身体も洗い終わり、浴槽へ浸かった俺に福岡第一高校の
古賀さんが声を掛けてきた。
「やあ竹内くん。さっきはいい試合だった」
「いえ、古賀さんも強かったです」
「1年で団体戦に出られるだけはあるな。うちがこんなにあっさり負けるなんて初めてだ」
古賀がそう言うと、身体を洗い終わった新庄先輩がこちらにやって来た。
「こいつ高校から剣道を始めた初心者なんですよ。うちもこいつの強さに驚いてます」
新庄先輩が古賀にそう告げると、近くにいた福岡第一高校の生徒が一斉にこちらを向いた。
「は?初心者?」
「あの強さで?」
浴槽内が一時騒然となった。
古賀はまずいと思ったのか、周りを落ち着かせる。
「みんな静かに!・・・それで竹内くん、高校から剣道を始めた君はなぜそんなに強いんだ」
流石に小学生の頃からモンスター狩りをしていたなんて言えない。
俺は上手く誤魔化すことにした。
「実は小学生の頃から知り合いに剣術の達人がいて、その人に教えて貰っていたんです」
「なるほどそう言う訳か。
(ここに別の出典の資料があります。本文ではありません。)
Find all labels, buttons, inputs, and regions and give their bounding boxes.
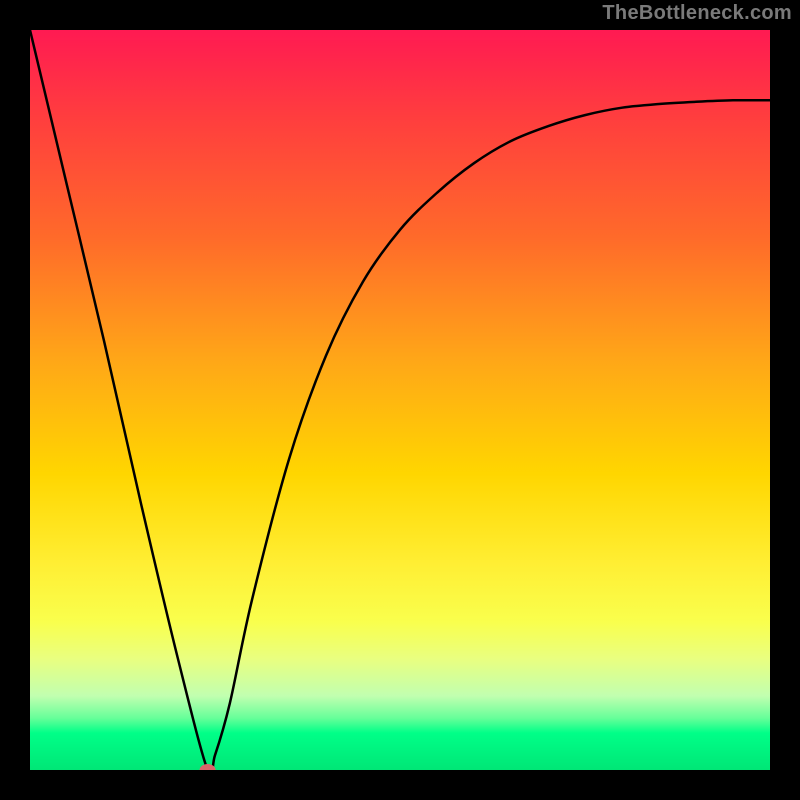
watermark-text[interactable]: TheBottleneck.com [602, 2, 792, 24]
bottleneck-curve [30, 30, 770, 770]
chart-frame: TheBottleneck.com [0, 0, 800, 800]
chart-svg [30, 30, 770, 770]
watermark-link[interactable]: TheBottleneck.com [602, 2, 792, 25]
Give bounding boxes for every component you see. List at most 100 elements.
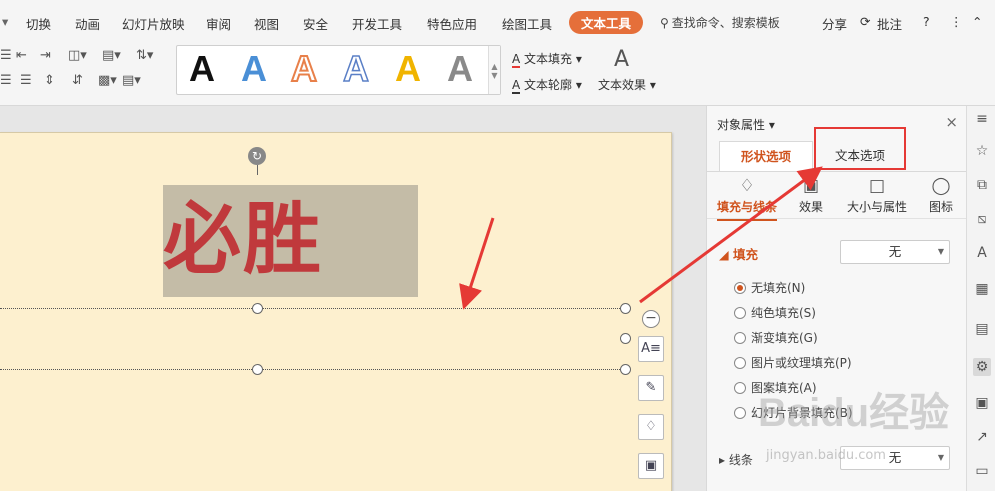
image-icon[interactable]: ▣	[973, 394, 991, 412]
share-button[interactable]: 分享	[822, 14, 847, 33]
radio-solid-fill[interactable]: 纯色填充(S)	[734, 304, 816, 321]
shapes-icon[interactable]: ⧅	[973, 210, 991, 228]
properties-icon[interactable]: ⚙	[973, 358, 991, 376]
export-icon[interactable]: ↗	[973, 428, 991, 446]
indent-left-icon[interactable]: ☰	[0, 48, 12, 63]
text-direction-icon[interactable]: ⇵	[72, 73, 83, 88]
gallery-scroll-icon[interactable]: ▲ ▼	[488, 46, 500, 94]
menu-developer[interactable]: 开发工具	[352, 14, 402, 33]
size-icon: □	[868, 176, 886, 196]
subtab-icon[interactable]: ◯ 图标	[929, 176, 953, 215]
property-subtabs: ♢ 填充与线条 ▣ 效果 □ 大小与属性 ◯ 图标	[707, 171, 967, 221]
text-effect-icon[interactable]: A	[614, 47, 629, 72]
radio-dot	[734, 381, 746, 394]
search-box[interactable]: ⚲ 查找命令、搜索模板	[660, 14, 780, 31]
art-style-blue[interactable]: A	[241, 48, 267, 90]
copy-icon[interactable]: ⧉	[973, 176, 991, 194]
close-icon[interactable]: ×	[945, 113, 958, 131]
art-style-orange-outline[interactable]: A	[290, 47, 318, 90]
fill-bucket-icon[interactable]: ♢	[638, 414, 664, 440]
radio-dot	[734, 406, 746, 419]
effects-icon: ▣	[802, 176, 820, 196]
more-icon[interactable]: ⋮	[950, 14, 963, 29]
grid-icon[interactable]: ▦	[973, 280, 991, 298]
window-icon[interactable]: ▭	[973, 462, 991, 480]
menu-slideshow[interactable]: 幻灯片放映	[122, 14, 185, 33]
menu-view[interactable]: 视图	[254, 14, 279, 33]
menu-review[interactable]: 审阅	[206, 14, 231, 33]
text-outline-button[interactable]: A 文本轮廓 ▾	[512, 76, 582, 94]
resize-handle-bottom-right[interactable]	[620, 364, 631, 375]
menu-text-tools[interactable]: 文本工具	[569, 11, 644, 34]
resize-handle-bottom[interactable]	[252, 364, 263, 375]
help-button[interactable]: ?	[923, 14, 930, 29]
art-text-gallery: A A A A A A ▲ ▼	[176, 45, 501, 95]
resize-handle-top[interactable]	[252, 303, 263, 314]
art-style-blue-outline[interactable]: A	[342, 47, 370, 90]
right-sidebar: ≡ ☆ ⧉ ⧅ A ▦ ▤ ⚙ ▣ ↗ ▭	[966, 106, 995, 491]
text-format-icon[interactable]: A≡	[638, 336, 664, 362]
rotate-handle-icon[interactable]: ↻	[248, 147, 266, 165]
para-spacing-icon[interactable]: ⇕	[44, 73, 55, 88]
comment-icon[interactable]: ⟳	[860, 14, 870, 29]
line-spacing-icon[interactable]: ⇅▾	[136, 48, 153, 63]
radio-dot	[734, 356, 746, 369]
collapse-ribbon-icon[interactable]: ⌃	[972, 14, 982, 29]
menu-bar: ▾ 切换 动画 幻灯片放映 审阅 视图 安全 开发工具 特色应用 绘图工具 文本…	[0, 0, 995, 44]
resize-handle-right[interactable]	[620, 333, 631, 344]
menu-security[interactable]: 安全	[303, 14, 328, 33]
slide-canvas: 必胜 ↻ − A≡ ✎ ♢ ▣	[0, 106, 706, 491]
radio-dot	[734, 281, 746, 294]
radio-picture-fill[interactable]: 图片或纹理填充(P)	[734, 354, 852, 371]
distribute-icon[interactable]: ☰	[20, 73, 32, 88]
text-effect-button[interactable]: 文本效果 ▾	[598, 76, 656, 93]
ribbon: ☰ ⇤ ⇥ ◫▾ ▤▾ ⇅▾ ☰ ☰ ⇕ ⇵ ▩▾ ▤▾ A A A A A A…	[0, 44, 995, 106]
decrease-indent-icon[interactable]: ⇤	[16, 48, 27, 63]
line-section-header[interactable]: ▸ 线条	[719, 451, 753, 468]
art-style-gray[interactable]: A	[447, 48, 473, 90]
zoom-out-icon[interactable]: −	[642, 310, 660, 328]
subtab-size-properties[interactable]: □ 大小与属性	[847, 176, 907, 215]
subtab-fill-line[interactable]: ♢ 填充与线条	[717, 176, 778, 221]
fill-section-header[interactable]: ◢ 填充	[719, 244, 758, 263]
star-icon[interactable]: ☆	[973, 142, 991, 160]
chart-icon[interactable]: ▤	[973, 320, 991, 338]
columns-icon[interactable]: ◫▾	[68, 48, 87, 63]
align-text-icon[interactable]: ▩▾	[98, 73, 117, 88]
menu-drawing-tools[interactable]: 绘图工具	[502, 14, 552, 33]
slide[interactable]: 必胜 ↻	[0, 132, 672, 491]
align-box-icon[interactable]: ▤▾	[102, 48, 121, 63]
radio-gradient-fill[interactable]: 渐变填充(G)	[734, 329, 818, 346]
menu-overflow-icon[interactable]: ▾	[2, 14, 8, 29]
comment-button[interactable]: 批注	[877, 14, 902, 33]
text-box-icon[interactable]: ▤▾	[122, 73, 141, 88]
text-outline-icon: A	[512, 78, 521, 94]
justify-icon[interactable]: ☰	[0, 73, 12, 88]
chevron-down-icon: ▼	[937, 247, 944, 256]
menu-special[interactable]: 特色应用	[427, 14, 477, 33]
search-icon: ⚲	[660, 15, 669, 30]
brush-icon[interactable]: ✎	[638, 375, 664, 401]
highlight-box	[814, 127, 906, 170]
text-style-icon[interactable]: A	[973, 244, 991, 262]
rotate-stem	[257, 165, 258, 175]
radio-no-fill[interactable]: 无填充(N)	[734, 279, 805, 296]
border-style-icon[interactable]: ▣	[638, 453, 664, 479]
shape-icon: ◯	[931, 176, 951, 196]
tab-shape-options[interactable]: 形状选项	[719, 141, 813, 171]
text-fill-button[interactable]: A 文本填充 ▾	[512, 50, 582, 68]
pane-title[interactable]: 对象属性 ▾	[717, 116, 775, 133]
textbox-border-top	[0, 308, 626, 309]
menu-animation[interactable]: 动画	[75, 14, 100, 33]
fill-dropdown[interactable]: 无 ▼	[840, 240, 950, 264]
art-style-gold[interactable]: A	[395, 48, 421, 90]
menu-switch[interactable]: 切换	[26, 14, 51, 33]
radio-dot	[734, 331, 746, 344]
subtab-effects[interactable]: ▣ 效果	[799, 176, 823, 215]
slide-text[interactable]: 必胜	[163, 177, 323, 289]
art-style-black[interactable]: A	[189, 48, 215, 90]
resize-handle-top-right[interactable]	[620, 303, 631, 314]
chevron-down-icon: ▼	[937, 453, 944, 462]
increase-indent-icon[interactable]: ⇥	[40, 48, 51, 63]
baidu-watermark-logo: Baidu经验	[758, 391, 950, 435]
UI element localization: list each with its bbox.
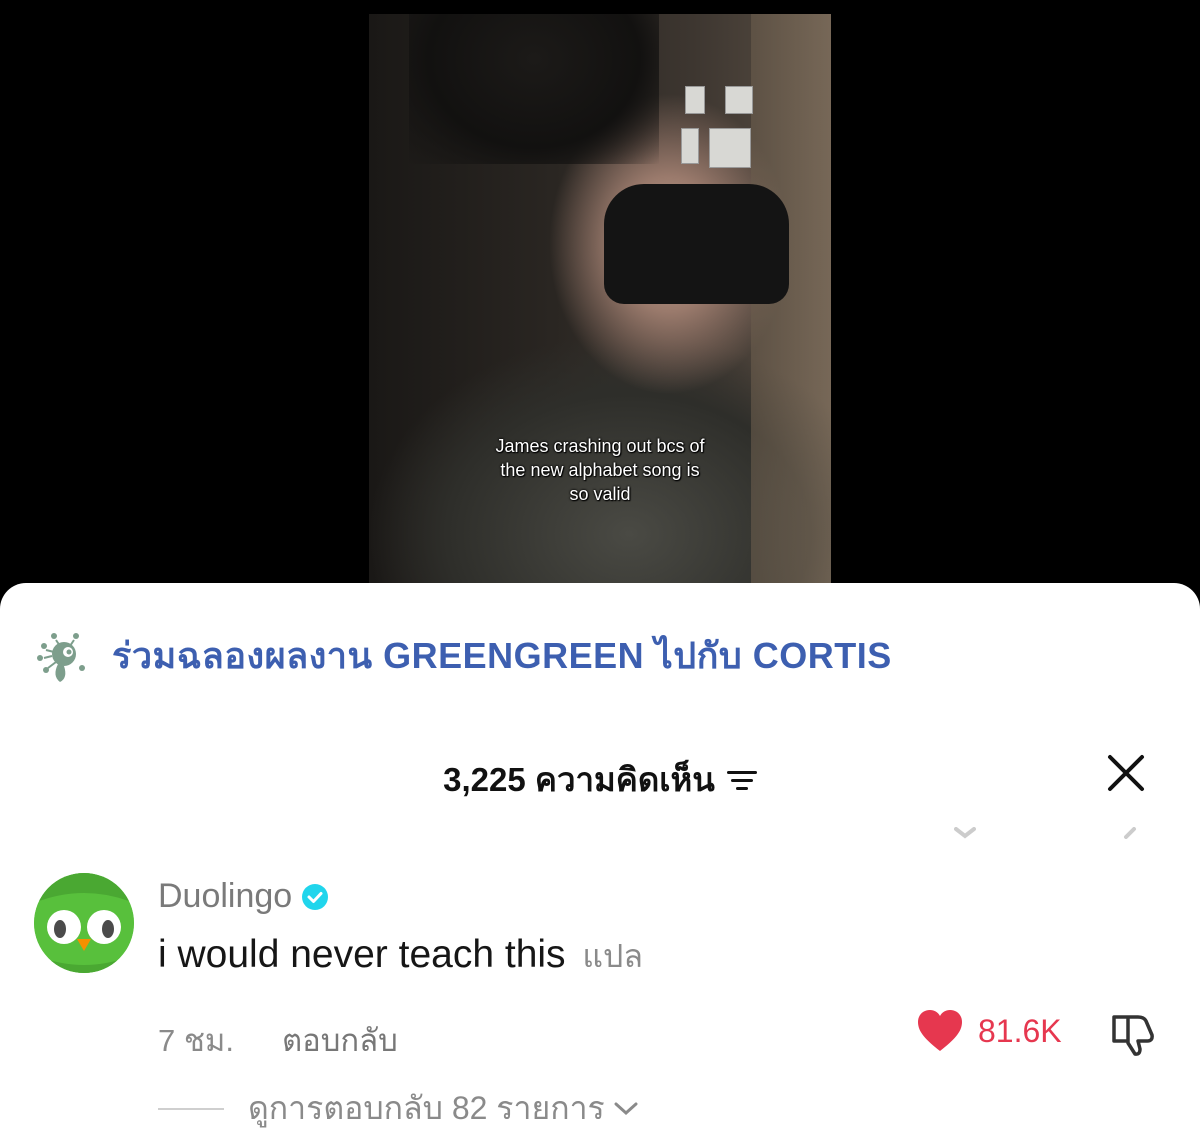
comment-text: i would never teach this แปล xyxy=(158,931,643,982)
translate-link[interactable]: แปล xyxy=(582,938,643,974)
comment-timestamp: 7 ชม. xyxy=(158,1023,234,1058)
comment-body: i would never teach this xyxy=(158,933,566,976)
wall-switch xyxy=(681,128,699,164)
avatar[interactable] xyxy=(34,873,134,973)
wall-switch xyxy=(685,86,705,114)
dislike-icon[interactable] xyxy=(1108,1011,1156,1057)
person-hair xyxy=(409,14,659,164)
close-icon[interactable] xyxy=(1106,753,1146,793)
video-frame[interactable]: James crashing out bcs of the new alphab… xyxy=(369,14,831,594)
view-replies-button[interactable]: ดูการตอบกลับ 82 รายการ xyxy=(158,1083,639,1134)
sprout-logo-icon xyxy=(37,632,85,682)
chair xyxy=(604,184,789,304)
comments-sheet: ร่วมฉลองผลงาน GREENGREEN ไปกับ CORTIS 3,… xyxy=(0,583,1200,1135)
reply-button[interactable]: ตอบกลับ xyxy=(282,1015,398,1065)
wall-panel-device xyxy=(709,128,751,168)
chevron-down-icon xyxy=(954,827,976,839)
promo-banner[interactable]: ร่วมฉลองผลงาน GREENGREEN ไปกับ CORTIS xyxy=(34,627,892,684)
comment-item: Duolingo i would never teach this แปล xyxy=(34,873,1174,983)
sort-icon[interactable] xyxy=(726,768,757,792)
replies-divider xyxy=(158,1107,224,1110)
wall-switch xyxy=(725,86,753,114)
comment-meta: 7 ชม. ตอบกลับ xyxy=(158,1015,398,1065)
like-button[interactable]: 81.6K xyxy=(916,1009,1062,1053)
video-background-wall xyxy=(751,14,831,594)
verified-badge-icon xyxy=(302,883,329,910)
promo-banner-text[interactable]: ร่วมฉลองผลงาน GREENGREEN ไปกับ CORTIS xyxy=(112,627,892,684)
duolingo-owl-icon xyxy=(34,873,134,973)
video-caption: James crashing out bcs of the new alphab… xyxy=(495,436,705,504)
video-player[interactable]: James crashing out bcs of the new alphab… xyxy=(0,0,1200,600)
chevron-down-icon xyxy=(614,1102,638,1115)
heart-icon xyxy=(918,1010,962,1051)
view-replies-label: ดูการตอบกลับ 82 รายการ xyxy=(248,1090,605,1126)
username-label: Duolingo xyxy=(158,877,293,915)
comment-count-label: 3,225 ความคิดเห็น xyxy=(443,761,715,798)
like-count: 81.6K xyxy=(978,1012,1062,1049)
comment-count[interactable]: 3,225 ความคิดเห็น xyxy=(443,753,757,806)
comments-header: 3,225 ความคิดเห็น xyxy=(0,753,1200,806)
scroll-fade-icon xyxy=(1124,827,1136,839)
comment-username[interactable]: Duolingo xyxy=(158,877,329,916)
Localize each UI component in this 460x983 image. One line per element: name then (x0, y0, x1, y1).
それで剣道の型には無い動きが多かったのか」
何とか納得して貰えたようだ。
実はうちの高校の人にもその事を話していなかったため、新庄先輩も隣でその話を聞いて驚いていた。
ザッシュと父から習った剣術は、人を殺すための剣術だ。
当然、剣道とは歩んできた道が違う。
俺も最初はその違いに悩んでいた事を思い出した。
「いつかその方に俺も剣術を学んでみたいものだ」
古賀さんはそう呟くと大浴場から出ていった。